How does empowering people threaten leadership?
On the contrary, it entrenches it.
Yet there is a troubling contrast mostly especially in parts of Igboland. Many of our political and business elites operate from a mentality of scarcity, pettiness and insecurity. Some leaders deliberately refuse to empower those around them because they fear competition. They don’t position those around them strategically, but rather keep them perpetually enslaved. Others deliberately impoverish their followers to ensure they remain dependent.
Some governors even delay paying contractors or frustrate business partners simply to keep them politically submissive. They believe that if others prosper, their own authority will diminish.
That is not leadership.
That is insecurity and pettiness masquerading as power.
Some governors also believe that giving people stipends to keep them loyal and returning regularly is clever Machiavellian politics. It is not. What such leaders are actually doing is cultivating a circle of loyal sycophants who secretly despise them but pretend to be devoted in order to continue receiving crumbs to survive. A man only truly respects the person who genuinely improves his life in a meaningful way. If such a man later betrays you after genuine empowerment, then leave him to his karma. What is baffling is how some leaders, in their desperate attempt to establish themselves as untouchable kings, deliberately surround themselves with dangerous enemies disguised as loyalists. The same syndrome exists among certain businessmen who proudly call themselves moguls and billionaires but can only point to their children as the people they have genuinely empowered. Some even derive a strange satisfaction from distributing crumbs that keep people perpetually dependent and coming back for more.
The result is a tragic pattern. Many prominent politicians and wealthy businessmen in the South East live and die without having empowered anyone of real consequence. When they pass away, there are no protégés, no institutions, no thriving networks, no flourishing businesses that can point to them as the architect of their success.
Sometimes, even their own families are left without strong economic foundations.
That is not legacy.
That is failure.
Even more telling is what happens after many former governors leave office. Within a few years, some of them become politically and financially irrelevant because they never built networks of empowered allies who could sustain them. The people they surrounded themselves with were merely dependents, not empowered partners.
And dependents cannot sustain you.
Only empowered associates can.
This raises uncomfortable but necessary questions. Why are many Igbo political leaders reluctant to empower others? Why have successive state governors failed to systematically grow indigenous businesses, connect them to federal opportunities, or position them to compete nationally?
Why do many leaders prefer to be worshipped as kings simply because they temporarily control public funds that belong to everyone?
Public office is not a throne. It is a stewardship of collective resources.
The funds controlled by governors are not personal wealth. They belong to the people. Yet too often those entrusted with managing these resources behave as though the citizens must kneel before them in gratitude.
Leadership should liberate people, not enslave them through dependency.
The irony is that the most powerful leaders in history are often those who shared power generously. They built institutions, empowered others, and created ecosystems where many could succeed.

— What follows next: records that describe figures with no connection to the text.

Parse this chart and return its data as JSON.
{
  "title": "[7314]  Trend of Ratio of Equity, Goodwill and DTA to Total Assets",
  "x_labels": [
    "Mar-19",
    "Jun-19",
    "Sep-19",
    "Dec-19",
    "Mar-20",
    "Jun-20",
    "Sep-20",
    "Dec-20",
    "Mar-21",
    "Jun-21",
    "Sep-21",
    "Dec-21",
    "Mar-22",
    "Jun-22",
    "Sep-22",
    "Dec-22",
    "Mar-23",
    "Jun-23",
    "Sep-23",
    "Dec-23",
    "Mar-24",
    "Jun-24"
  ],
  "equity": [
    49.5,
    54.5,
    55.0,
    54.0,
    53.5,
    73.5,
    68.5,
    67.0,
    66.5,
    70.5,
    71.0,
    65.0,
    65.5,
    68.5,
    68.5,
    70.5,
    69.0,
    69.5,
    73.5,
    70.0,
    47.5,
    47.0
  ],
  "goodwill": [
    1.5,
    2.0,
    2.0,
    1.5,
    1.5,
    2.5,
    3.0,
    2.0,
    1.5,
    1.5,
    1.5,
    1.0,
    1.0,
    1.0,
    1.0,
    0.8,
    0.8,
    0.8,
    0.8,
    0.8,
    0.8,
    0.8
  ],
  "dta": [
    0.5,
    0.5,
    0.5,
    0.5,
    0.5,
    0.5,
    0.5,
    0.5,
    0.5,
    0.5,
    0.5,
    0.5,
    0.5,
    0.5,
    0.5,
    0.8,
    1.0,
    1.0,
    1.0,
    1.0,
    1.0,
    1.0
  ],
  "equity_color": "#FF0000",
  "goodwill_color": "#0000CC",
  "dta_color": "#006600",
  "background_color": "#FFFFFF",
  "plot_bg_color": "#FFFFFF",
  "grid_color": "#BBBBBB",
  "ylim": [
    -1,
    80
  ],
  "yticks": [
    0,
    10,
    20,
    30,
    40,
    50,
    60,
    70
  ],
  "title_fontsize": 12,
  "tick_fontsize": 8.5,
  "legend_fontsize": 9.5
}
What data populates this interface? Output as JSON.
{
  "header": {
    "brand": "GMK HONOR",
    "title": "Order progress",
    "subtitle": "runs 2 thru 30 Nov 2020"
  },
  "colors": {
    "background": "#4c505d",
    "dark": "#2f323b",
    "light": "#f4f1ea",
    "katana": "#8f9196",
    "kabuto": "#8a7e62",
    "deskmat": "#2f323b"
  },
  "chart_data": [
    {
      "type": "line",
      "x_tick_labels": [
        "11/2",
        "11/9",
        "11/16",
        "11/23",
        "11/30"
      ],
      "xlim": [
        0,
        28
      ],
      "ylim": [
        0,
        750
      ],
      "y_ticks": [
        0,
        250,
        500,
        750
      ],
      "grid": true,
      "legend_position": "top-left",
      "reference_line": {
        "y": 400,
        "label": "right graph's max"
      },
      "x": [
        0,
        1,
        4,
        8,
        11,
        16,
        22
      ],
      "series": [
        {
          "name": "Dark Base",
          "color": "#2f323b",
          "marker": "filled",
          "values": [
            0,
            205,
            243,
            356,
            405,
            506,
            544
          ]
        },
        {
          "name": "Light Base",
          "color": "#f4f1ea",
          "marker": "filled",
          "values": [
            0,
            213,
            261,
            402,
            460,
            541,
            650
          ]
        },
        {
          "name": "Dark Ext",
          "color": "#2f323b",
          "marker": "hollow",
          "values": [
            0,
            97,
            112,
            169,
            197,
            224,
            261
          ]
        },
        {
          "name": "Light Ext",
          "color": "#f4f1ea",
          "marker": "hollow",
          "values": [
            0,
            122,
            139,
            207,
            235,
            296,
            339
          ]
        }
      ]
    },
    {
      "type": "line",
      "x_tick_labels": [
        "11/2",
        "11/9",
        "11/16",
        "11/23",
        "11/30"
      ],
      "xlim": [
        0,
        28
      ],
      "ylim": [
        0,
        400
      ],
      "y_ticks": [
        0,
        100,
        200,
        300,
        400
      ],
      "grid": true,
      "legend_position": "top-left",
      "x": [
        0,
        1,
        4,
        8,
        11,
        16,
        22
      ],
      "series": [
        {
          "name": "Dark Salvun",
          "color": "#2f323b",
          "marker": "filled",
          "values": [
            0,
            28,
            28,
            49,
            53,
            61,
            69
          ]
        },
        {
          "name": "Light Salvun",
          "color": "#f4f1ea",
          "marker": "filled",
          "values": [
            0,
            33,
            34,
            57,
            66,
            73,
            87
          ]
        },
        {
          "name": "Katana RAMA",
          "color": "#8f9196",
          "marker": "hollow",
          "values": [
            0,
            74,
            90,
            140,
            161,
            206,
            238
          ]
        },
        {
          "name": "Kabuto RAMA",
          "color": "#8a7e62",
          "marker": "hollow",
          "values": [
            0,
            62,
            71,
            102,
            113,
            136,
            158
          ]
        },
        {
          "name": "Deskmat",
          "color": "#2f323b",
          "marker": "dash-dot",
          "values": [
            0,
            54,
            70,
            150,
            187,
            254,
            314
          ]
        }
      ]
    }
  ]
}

That is how enduring influence is built.
Until governance in Igboland shifts from a culture of control to a culture of empowerment, the region will continue to struggle to translate its immense talent, entrepreneurship, and energy into sustainable political and economic power.
Roads may be built. Bridges may be commissioned. Projects may be celebrated.
But if the people remain economically powerless, then governance has failed its most fundamental test.